The role of international NGOs is to supplement — not supplant — the public policy role of host country governments and local institutions to strengthen and expand health systems. The NGO role is to provide research, support and expertise to strengthen civil society and local academic and research institutions in informing public health policy development. We, the signatories to this code, view our role as time-limited; that is, as communities, local institutions and Ministries of Health become stronger and build capacity, the role of the NGO should diminish or evolve.
- In areas where trained personnel are scarce, NGOs will make every effort to refrain from hiring health or managerial professional staff away from the public sector, thus depleting ministries and their clinical operations of talent and expertise.
- When hiring staff, NGOs will make every effort to employ available national expertise, particularly where unemployment of highly qualified nationals abounds. Where qualified nationals are available, volunteer labor will not be used as a substitute for paid staff.
- In places of scarcity, on rare occasions when NGOs hire health staff already working in the public sector, NGOs pledge to do so in coordination and with the consent of local health authorities. This coordination will be accompanied by a commitment to expand overall human resource capacity in the public sector through pre-service training, salary support and/or other means.

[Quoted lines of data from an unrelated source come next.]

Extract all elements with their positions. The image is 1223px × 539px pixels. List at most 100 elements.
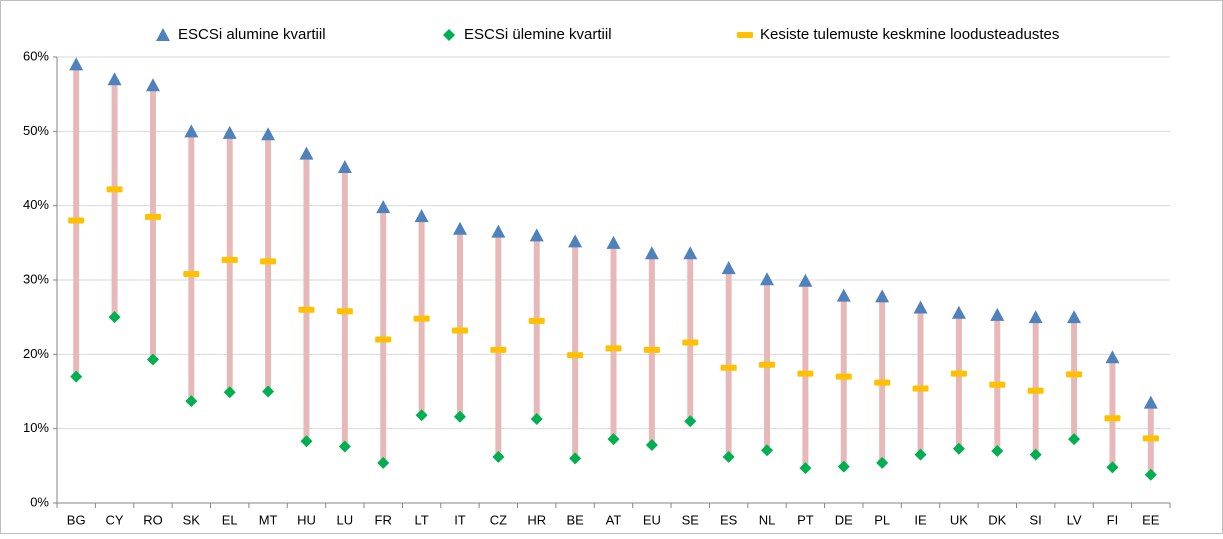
diamond-marker: [991, 444, 1004, 457]
dash-marker: [737, 32, 753, 38]
x-tick-label: IT: [454, 512, 466, 527]
diamond-marker: [300, 435, 313, 448]
dash-marker: [260, 258, 277, 265]
triangle-marker: [222, 125, 237, 139]
x-tick-label: FI: [1107, 512, 1119, 527]
x-tick-label: LU: [337, 512, 354, 527]
dash-marker: [528, 317, 545, 324]
legend-label: Kesiste tulemuste keskmine loodusteadust…: [760, 26, 1059, 43]
x-tick-label: HU: [297, 512, 316, 527]
diamond-marker: [607, 433, 620, 446]
triangle-marker: [913, 300, 928, 314]
diamond-marker: [146, 353, 159, 366]
triangle-marker: [299, 146, 314, 160]
y-tick-label: 0%: [30, 494, 49, 509]
triangle-marker: [606, 235, 621, 249]
diamond-marker: [722, 450, 735, 463]
dash-marker: [950, 370, 967, 377]
triangle-marker: [568, 234, 583, 248]
triangle-marker: [990, 307, 1005, 321]
x-tick-label: SI: [1030, 512, 1042, 527]
dash-marker: [912, 385, 929, 392]
x-tick-label: SK: [183, 512, 201, 527]
x-tick-label: HR: [527, 512, 546, 527]
legend-label: ESCSi ülemine kvartiil: [464, 26, 612, 43]
y-tick-label: 60%: [23, 48, 49, 63]
x-tick-label: PT: [797, 512, 814, 527]
diamond-marker: [377, 456, 390, 469]
triangle-marker: [760, 272, 775, 286]
x-tick-label: DK: [988, 512, 1006, 527]
x-tick-label: IE: [914, 512, 927, 527]
diamond-marker: [645, 439, 658, 452]
y-tick-label: 10%: [23, 420, 49, 435]
dash-marker: [835, 373, 852, 380]
dash-marker: [682, 339, 699, 346]
diamond-marker: [761, 444, 774, 457]
dash-marker: [144, 213, 161, 220]
dash-marker: [874, 379, 891, 386]
y-tick-label: 20%: [23, 346, 49, 361]
x-tick-label: BG: [67, 512, 86, 527]
dash-marker: [1027, 387, 1044, 394]
triangle-marker: [875, 289, 890, 303]
x-tick-label: EL: [222, 512, 238, 527]
diamond-marker: [569, 452, 582, 465]
dash-marker: [183, 271, 200, 278]
diamond-marker: [453, 410, 466, 423]
triangle-marker: [683, 246, 698, 260]
dash-marker: [605, 345, 622, 352]
diamond-marker: [837, 460, 850, 473]
triangle-marker: [1105, 350, 1120, 364]
diamond-marker: [492, 450, 505, 463]
dash-marker: [490, 346, 507, 353]
x-tick-label: FR: [375, 512, 392, 527]
triangle-marker: [644, 246, 659, 260]
dash-marker: [451, 327, 468, 334]
diamond-marker: [914, 448, 927, 461]
dash-marker: [375, 336, 392, 343]
dash-marker: [221, 256, 238, 263]
x-tick-label: AT: [606, 512, 622, 527]
triangle-marker: [376, 200, 391, 214]
x-tick-label: MT: [259, 512, 278, 527]
diamond-marker: [876, 456, 889, 469]
triangle-marker: [1143, 395, 1158, 409]
diamond-marker: [1068, 433, 1081, 446]
triangle-marker: [1028, 310, 1043, 324]
x-tick-label: NL: [759, 512, 776, 527]
diamond-marker: [223, 386, 236, 399]
diamond-marker: [338, 440, 351, 453]
triangle-marker: [721, 261, 736, 275]
dash-marker: [759, 361, 776, 368]
triangle-marker: [491, 224, 506, 238]
dash-marker: [413, 315, 430, 322]
dash-marker: [298, 306, 315, 313]
triangle-marker: [414, 209, 429, 223]
triangle-marker: [337, 160, 352, 174]
dash-marker: [336, 308, 353, 315]
dash-marker: [797, 370, 814, 377]
y-tick-label: 50%: [23, 123, 49, 138]
dash-marker: [68, 217, 85, 224]
x-tick-label: PL: [874, 512, 890, 527]
triangle-marker: [529, 228, 544, 242]
y-tick-label: 40%: [23, 197, 49, 212]
triangle-marker: [145, 78, 160, 92]
diamond-marker: [262, 385, 275, 398]
x-tick-label: ES: [720, 512, 738, 527]
triangle-marker: [452, 221, 467, 235]
dash-marker: [1066, 371, 1083, 378]
diamond-marker: [684, 415, 697, 428]
dash-marker: [1142, 435, 1159, 442]
legend-label: ESCSi alumine kvartiil: [178, 26, 326, 43]
dash-marker: [720, 364, 737, 371]
x-tick-label: DE: [835, 512, 853, 527]
dash-marker: [106, 186, 123, 193]
dash-marker: [567, 352, 584, 359]
dash-marker: [1104, 415, 1121, 422]
triangle-marker: [1067, 310, 1082, 324]
triangle-marker: [107, 72, 122, 86]
x-tick-label: LV: [1067, 512, 1082, 527]
triangle-marker: [798, 273, 813, 287]
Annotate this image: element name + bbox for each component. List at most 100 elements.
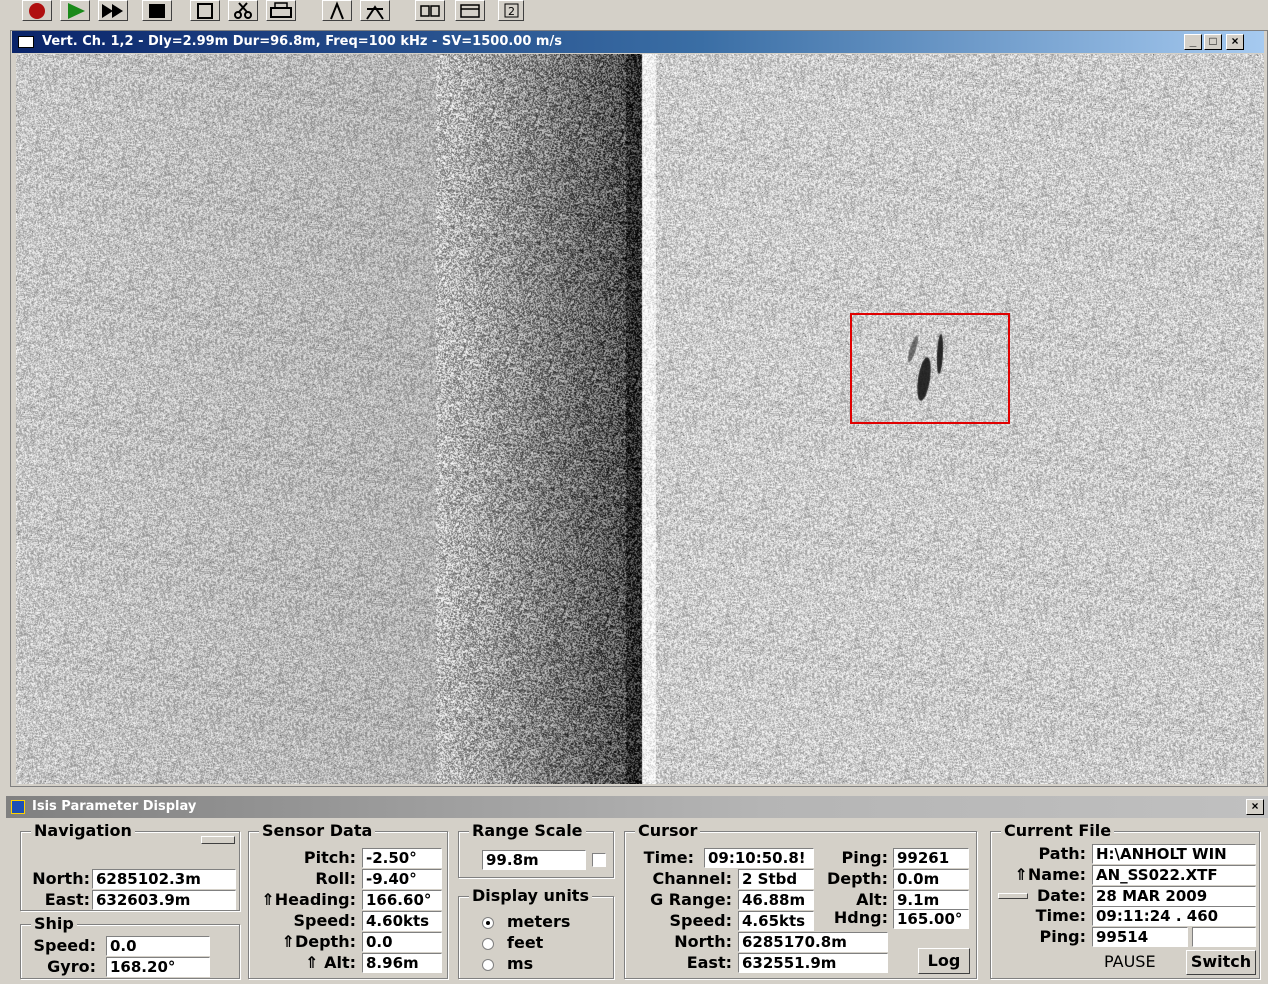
- ship-title: Ship: [31, 914, 77, 933]
- sensor-alt-label: ⇑ Alt:: [305, 953, 356, 972]
- file-ping-field: 99514: [1092, 927, 1188, 947]
- navigation-group: Navigation: [20, 821, 240, 911]
- cursor-time-label: Time:: [643, 848, 694, 867]
- units-ms-radio[interactable]: [482, 959, 494, 971]
- file-name-field: AN_SS022.XTF: [1092, 865, 1256, 885]
- save-button[interactable]: [190, 0, 220, 21]
- display-units-title: Display units: [469, 886, 592, 905]
- cursor-north-field: 6285170.8m: [738, 932, 888, 952]
- nav-north-label: North:: [32, 869, 90, 888]
- sonar-image-view[interactable]: [16, 54, 1264, 784]
- cursor-speed-label: Speed:: [669, 911, 732, 930]
- cut-button[interactable]: [228, 0, 258, 21]
- print-button[interactable]: [266, 0, 296, 21]
- tool-a-button[interactable]: [322, 0, 352, 21]
- units-meters-label[interactable]: meters: [507, 912, 571, 931]
- ship-gyro-label: Gyro:: [47, 957, 96, 976]
- help-icon: 2: [504, 3, 519, 18]
- cursor-depth-label: Depth:: [826, 869, 888, 888]
- fast-forward-button[interactable]: [98, 0, 128, 21]
- cursor-north-label: North:: [674, 932, 732, 951]
- file-status-label: PAUSE: [1104, 952, 1156, 971]
- window-button[interactable]: [455, 0, 485, 21]
- nav-north-field: 6285102.3m: [92, 869, 236, 889]
- parameter-panel-titlebar[interactable]: Isis Parameter Display ×: [6, 796, 1268, 818]
- units-feet-radio[interactable]: [482, 938, 494, 950]
- cursor-hdng-field: 165.00°: [893, 909, 969, 929]
- window-icon: [460, 4, 480, 18]
- maximize-button[interactable]: □: [1204, 34, 1222, 50]
- pitch-field: -2.50°: [362, 848, 442, 868]
- play-button[interactable]: [60, 0, 90, 21]
- range-scale-field[interactable]: 99.8m: [482, 850, 586, 870]
- tile-icon: [420, 5, 440, 17]
- cursor-depth-field: 0.0m: [893, 869, 969, 889]
- record-icon: [29, 3, 45, 19]
- tile-button[interactable]: [415, 0, 445, 21]
- tool-b-button[interactable]: [360, 0, 390, 21]
- cursor-channel-label: Channel:: [652, 869, 732, 888]
- save-icon: [197, 3, 213, 19]
- sensor-depth-label: ⇑Depth:: [281, 932, 356, 951]
- toolbar: 2: [0, 0, 1268, 28]
- navigation-title: Navigation: [31, 821, 135, 840]
- help-button[interactable]: 2: [498, 0, 524, 21]
- panel-close-button[interactable]: ×: [1246, 799, 1264, 815]
- play-icon: [68, 3, 85, 19]
- file-path-field: H:\ANHOLT WIN: [1092, 844, 1256, 864]
- sensor-alt-field: 8.96m: [362, 953, 442, 973]
- parameter-panel-title: Isis Parameter Display: [32, 799, 197, 814]
- file-name-label: ⇑Name:: [1014, 865, 1086, 884]
- tool-a-icon: [330, 1, 344, 20]
- ship-gyro-field: 168.20°: [106, 957, 210, 977]
- minimize-button[interactable]: _: [1184, 34, 1202, 50]
- cursor-ping-label: Ping:: [841, 848, 888, 867]
- print-icon: [270, 2, 292, 18]
- cursor-alt-label: Alt:: [856, 890, 888, 909]
- target-highlight-box: [850, 313, 1010, 424]
- range-scale-title: Range Scale: [469, 821, 586, 840]
- units-feet-label[interactable]: feet: [507, 933, 544, 952]
- file-time-label: Time:: [1035, 906, 1086, 925]
- sonar-window-title: Vert. Ch. 1,2 - Dly=2.99m Dur=96.8m, Fre…: [42, 34, 562, 49]
- cursor-title: Cursor: [635, 821, 701, 840]
- sensor-speed-label: Speed:: [293, 911, 356, 930]
- cursor-speed-field: 4.65kts: [738, 911, 814, 931]
- current-file-group: Current File: [990, 821, 1260, 979]
- record-button[interactable]: [22, 0, 52, 21]
- cursor-group: Cursor: [624, 821, 977, 979]
- cursor-east-field: 632551.9m: [738, 953, 888, 973]
- current-file-title: Current File: [1001, 821, 1115, 840]
- heading-field: 166.60°: [362, 890, 442, 910]
- sensor-data-title: Sensor Data: [259, 821, 376, 840]
- stop-icon: [149, 4, 165, 18]
- ship-speed-field: 0.0: [106, 936, 210, 956]
- window-icon: [18, 36, 34, 48]
- switch-button[interactable]: Switch: [1186, 950, 1256, 975]
- cursor-ping-field: 99261: [893, 848, 969, 868]
- close-button[interactable]: ×: [1226, 34, 1244, 50]
- cursor-east-label: East:: [686, 953, 732, 972]
- range-scale-checkbox[interactable]: [592, 853, 606, 867]
- tool-b-icon: [366, 5, 384, 20]
- file-time-field: 09:11:24 . 460: [1092, 906, 1256, 926]
- pitch-label: Pitch:: [303, 848, 356, 867]
- cursor-alt-field: 9.1m: [893, 890, 969, 910]
- units-ms-label[interactable]: ms: [507, 954, 534, 973]
- cursor-grange-label: G Range:: [650, 890, 732, 909]
- stop-button[interactable]: [142, 0, 172, 21]
- navigation-toggle-button[interactable]: [201, 836, 235, 844]
- file-ping-label: Ping:: [1039, 927, 1086, 946]
- display-units-group: Display units: [458, 886, 614, 979]
- log-button[interactable]: Log: [918, 948, 970, 974]
- units-meters-radio[interactable]: [482, 917, 494, 929]
- sonar-window-titlebar[interactable]: Vert. Ch. 1,2 - Dly=2.99m Dur=96.8m, Fre…: [12, 31, 1264, 53]
- file-date-toggle[interactable]: [998, 893, 1028, 899]
- ship-speed-label: Speed:: [33, 936, 96, 955]
- cursor-time-field: 09:10:50.8!: [704, 848, 814, 868]
- sonar-waterfall-image: [16, 54, 1264, 784]
- range-scale-group: Range Scale: [458, 821, 614, 878]
- file-date-label: Date:: [1037, 886, 1086, 905]
- nav-east-label: East:: [44, 890, 90, 909]
- ship-group: Ship: [20, 914, 240, 979]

Governments and NGOs should work collaboratively to address the chronic underpayment of health workers in all sectors.
- NGOs recognize that they have had a historical role in creating conditions that lead trained and skilled personnel to work abroad in wealthy countries. NGOs commit to avoid creating incentives for the health workforce to leave their developing countries for work in international organizations or locations. Instead, NGOs will provide incentives to stay in the public sector, including better working conditions, and good compensation and benefit packages.